Publication bias was evaluated to find whether the results of the studies were homogeneous. The funnel graph, the Egger regression asymmetry test (28) and the Begg-Mazumdar adjusted rank correlation test (29) were used. When the P value of the Egger’s test and Begg’s test was <0.05, we considered obvious bias among the studies.

Subgroup analysis

We performed subgroup analysis according to: (I) study design: case-control study and cohort study; (II) regions of the investigated population: Asia, America and Europe; (III) the percentage of women: the group ≥50% and the group <50%; (IV) the mean follow-up of the studies: group ≥5 years and the group <5 years (we chose 5 years as the boundary because in some studies (30,31), long-term effect of statin therapy was considered for more than 5 years); and (V) adjustment for smoking, because the risk of lung cancer is obviously associated with smoking.


Results

Search results

We found 561 records in EMBASE Database, 69 records in Web of Science Database and 36 records in MEDLINE Database. Eight references were found from the reference lists. With our selection criteria, we identified 23 studies to our meta-analysis, including 15 observational studies (8,9,30-42) (8 case-control studies, 7 cohort studies) and 8 randomized-controlled studies (43-50) (Figure 1). Table 1 summarizes the characteristics of all the included studies.
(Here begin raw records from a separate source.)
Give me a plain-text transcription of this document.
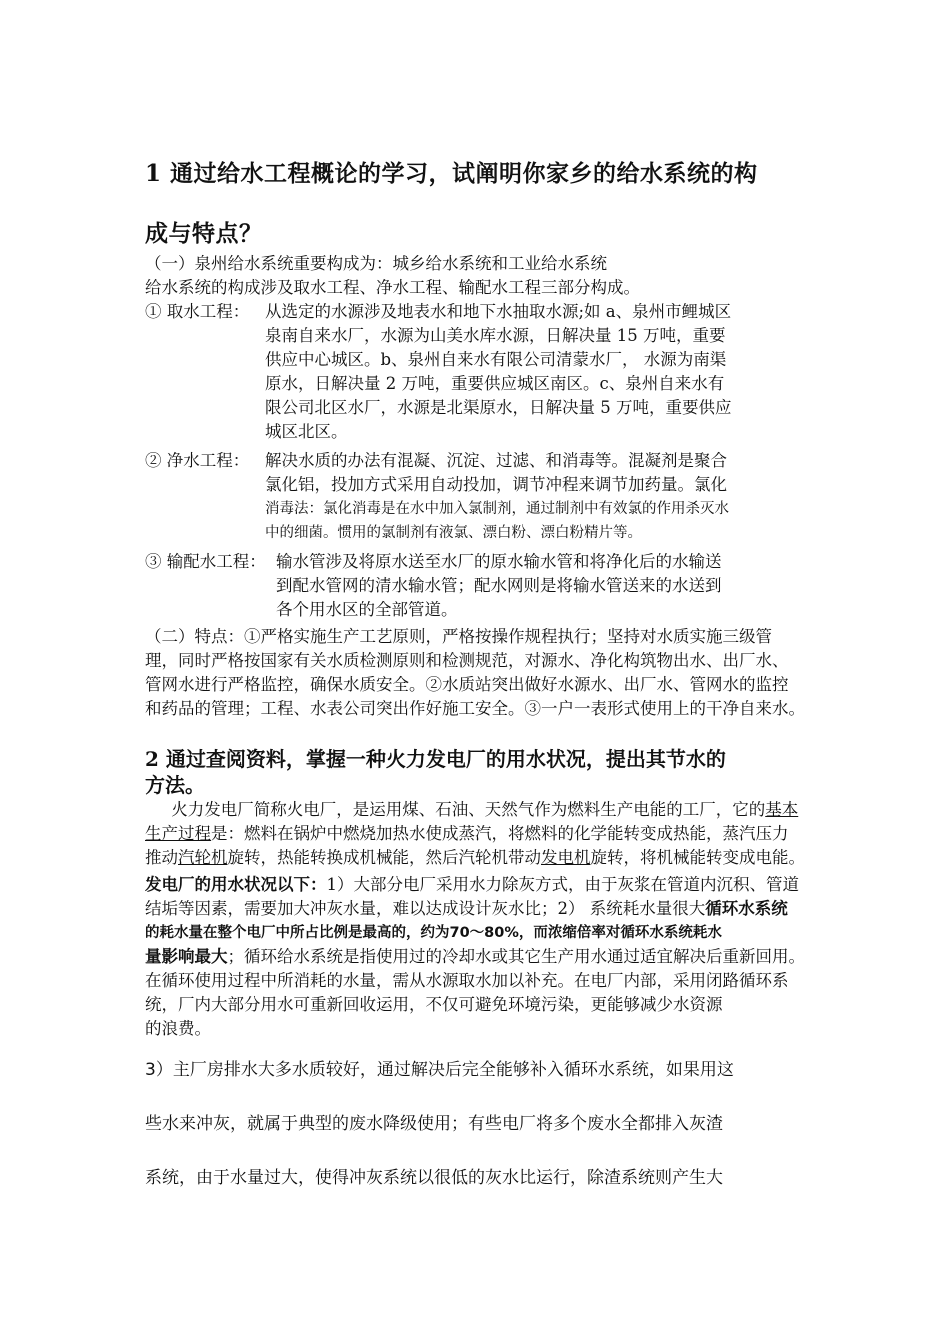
1 通过给水工程概论的学习，试阐明你家乡的给水系统的构
成与特点？
（一）泉州给水系统重要构成为：城乡给水系统和工业给水系统
给水系统的构成涉及取水工程、净水工程、输配水工程三部分构成。
① 取水工程： 从选定的水源涉及地表水和地下水抽取水源;如 a、泉州市鲤城区
泉南自来水厂，水源为山美水库水源，日解决量 15 万吨，重要
供应中心城区。b、泉州自来水有限公司清蒙水厂， 水源为南渠
原水，日解决量 2 万吨，重要供应城区南区。c、泉州自来水有
限公司北区水厂，水源是北渠原水，日解决量 5 万吨，重要供应
城区北区。
② 净水工程： 解决水质的办法有混凝、沉淀、过滤、和消毒等。混凝剂是聚合
氯化铝，投加方式采用自动投加，调节冲程来调节加药量。氯化
消毒法：氯化消毒是在水中加入氯制剂，通过制剂中有效氯的作用杀灭水
中的细菌。惯用的氯制剂有液氯、漂白粉、漂白粉精片等。
③ 输配水工程： 输水管涉及将原水送至水厂的原水输水管和将净化后的水输送
到配水管网的清水输水管；配水网则是将输水管送来的水送到
各个用水区的全部管道。
（二）特点：①严格实施生产工艺原则，严格按操作规程执行；坚持对水质实施三级管
理，同时严格按国家有关水质检测原则和检测规范，对源水、净化构筑物出水、出厂水、
管网水进行严格监控，确保水质安全。②水质站突出做好水源水、出厂水、管网水的监控
和药品的管理；工程、水表公司突出作好施工安全。③一户一表形式使用上的干净自来水。
2 通过查阅资料，掌握一种火力发电厂的用水状况，提出其节水的
方法。
火力发电厂简称火电厂，是运用煤、石油、天然气作为燃料生产电能的工厂，它的基本
生产过程是：燃料在锅炉中燃烧加热水使成蒸汽，将燃料的化学能转变成热能，蒸汽压力
推动汽轮机旋转，热能转换成机械能，然后汽轮机带动发电机旋转，将机械能转变成电能。
发电厂的用水状况以下：1）大部分电厂采用水力除灰方式，由于灰浆在管道内沉积、管道
结垢等因素，需要加大冲灰水量，难以达成设计灰水比；2） 系统耗水量很大循环水系统
的耗水量在整个电厂中所占比例是最高的，约为70～80%，而浓缩倍率对循环水系统耗水
量影响最大；循环给水系统是指使用过的冷却水或其它生产用水通过适宜解决后重新回用。
在循环使用过程中所消耗的水量，需从水源取水加以补充。在电厂内部，采用闭路循环系
统，厂内大部分用水可重新回收运用，不仅可避免环境污染，更能够减少水资源
的浪费。
3）主厂房排水大多水质较好，通过解决后完全能够补入循环水系统，如果用这
些水来冲灰，就属于典型的废水降级使用；有些电厂将多个废水全都排入灰渣
系统，由于水量过大，使得冲灰系统以很低的灰水比运行，除渣系统则产生大
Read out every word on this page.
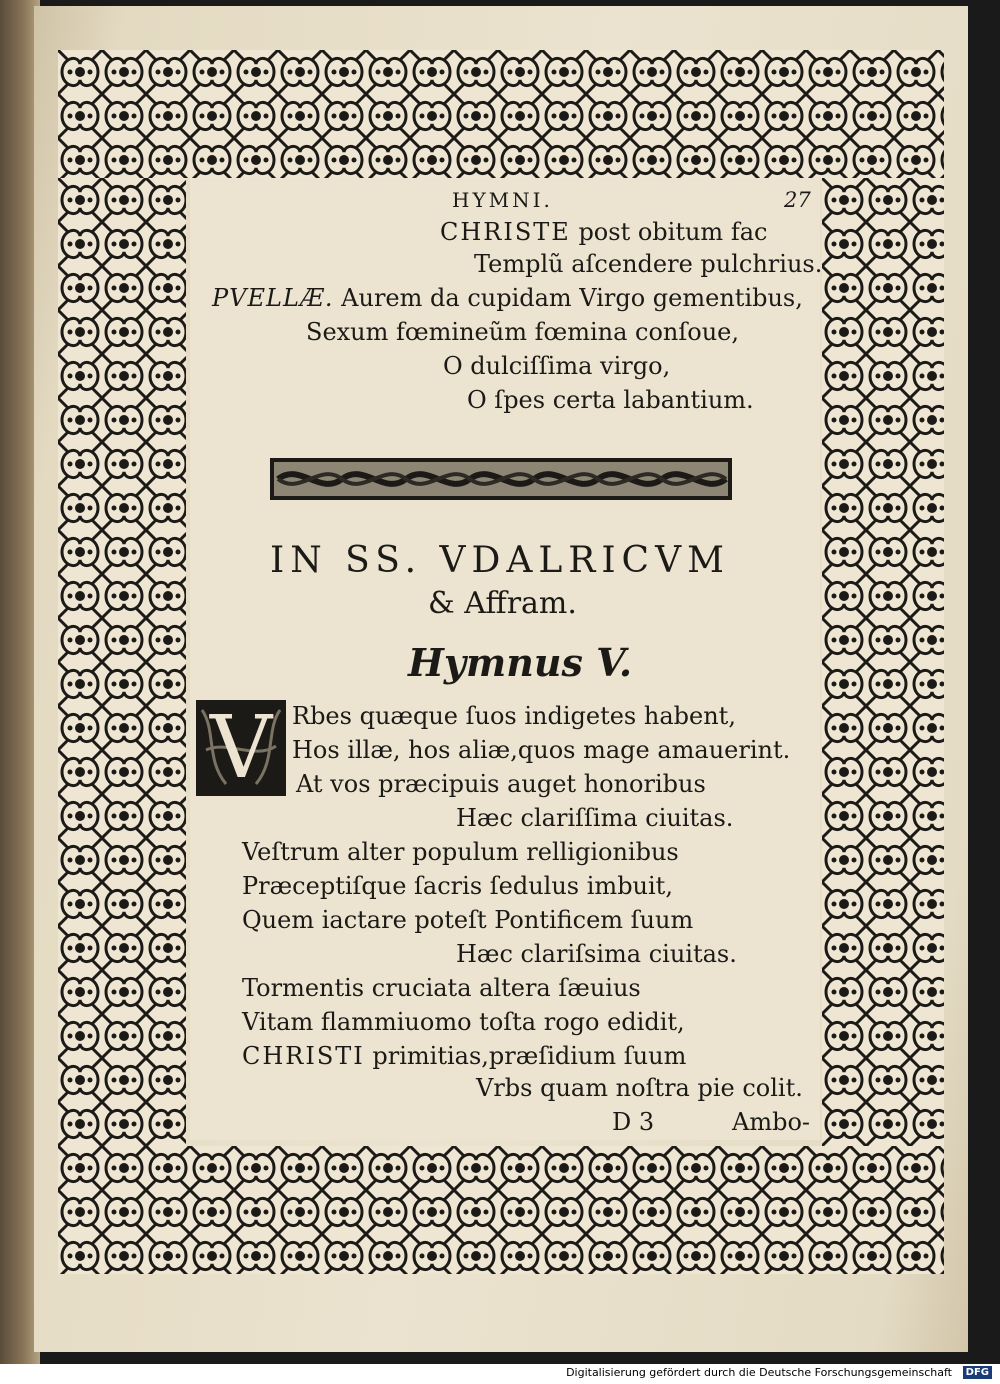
HYMNI.	27
CHRISTE post obitum fac
Templũ aſcendere pulchrius.
PVELLÆ. Aurem da cupidam Virgo gementibus,
Sexum fœmineũm fœmina conſoue,
O dulciſſima virgo,
O ſpes certa labantium.
IN SS. VDALRICVM
& Affram.
Hymnus V.
V Rbes quæque ſuos indigetes habent,
Hos illæ, hos aliæ,quos mage amauerint.
At vos præcipuis auget honoribus
Hæc clariſſima ciuitas.
Veſtrum alter populum relligionibus
Præceptiſque ſacris ſedulus imbuit,
Quem iactare poteſt Pontificem ſuum
Hæc clariſsima ciuitas.
Tormentis cruciata altera ſæuius
Vitam flammiuomo toſta rogo edidit,
CHRISTI primitias,præſidium ſuum
Vrbs quam noſtra pie colit.
D 3	Ambo-
Digitalisierung gefördert durch die Deutsche Forschungsgemeinschaft	DFG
Figure 1 Search strategy. CCS, case-control study; CS, cohort study; RCT, randomized controlled trail.
Table 1
Table 1 Studies included in the meta-analysis
Full table

Meta-analysis of statin use and risk of lung cancer

The meta-analysis of 15 observational studies showed no evidence for a protective association between statin use and the risk of lung cancer with obvious heterogeneity (RR: 0.89, 95% CI: 0.77-1.04, I2=94.9%, P=0) (Figure 2, Table 2). Begg’s test (P=0.235) and Egger’s test (P=0.356) showed no obvious publication bias (Figure 3, Table 2). The assessment of methodological quality of RCTs by using Jadad scoring system was illustrated in Table 3, and 5 RCTs scored 5, 2 RCTs scored 4 and 1 RCT scored 3. All the RCTs were regarded as studies with good methodological quality. And the meta-analysis of 8 RCTs also showed no association between statins use and lung cancer risk (RR: 0.95, 95% CI: 0.85-1.06, I2=0, P=0.483) (Figure 2, Table 2). No obvious publication bias was found (Begg’s test: P=0.536; Egger’s test: P=0.743) (Figure 3, Table 2).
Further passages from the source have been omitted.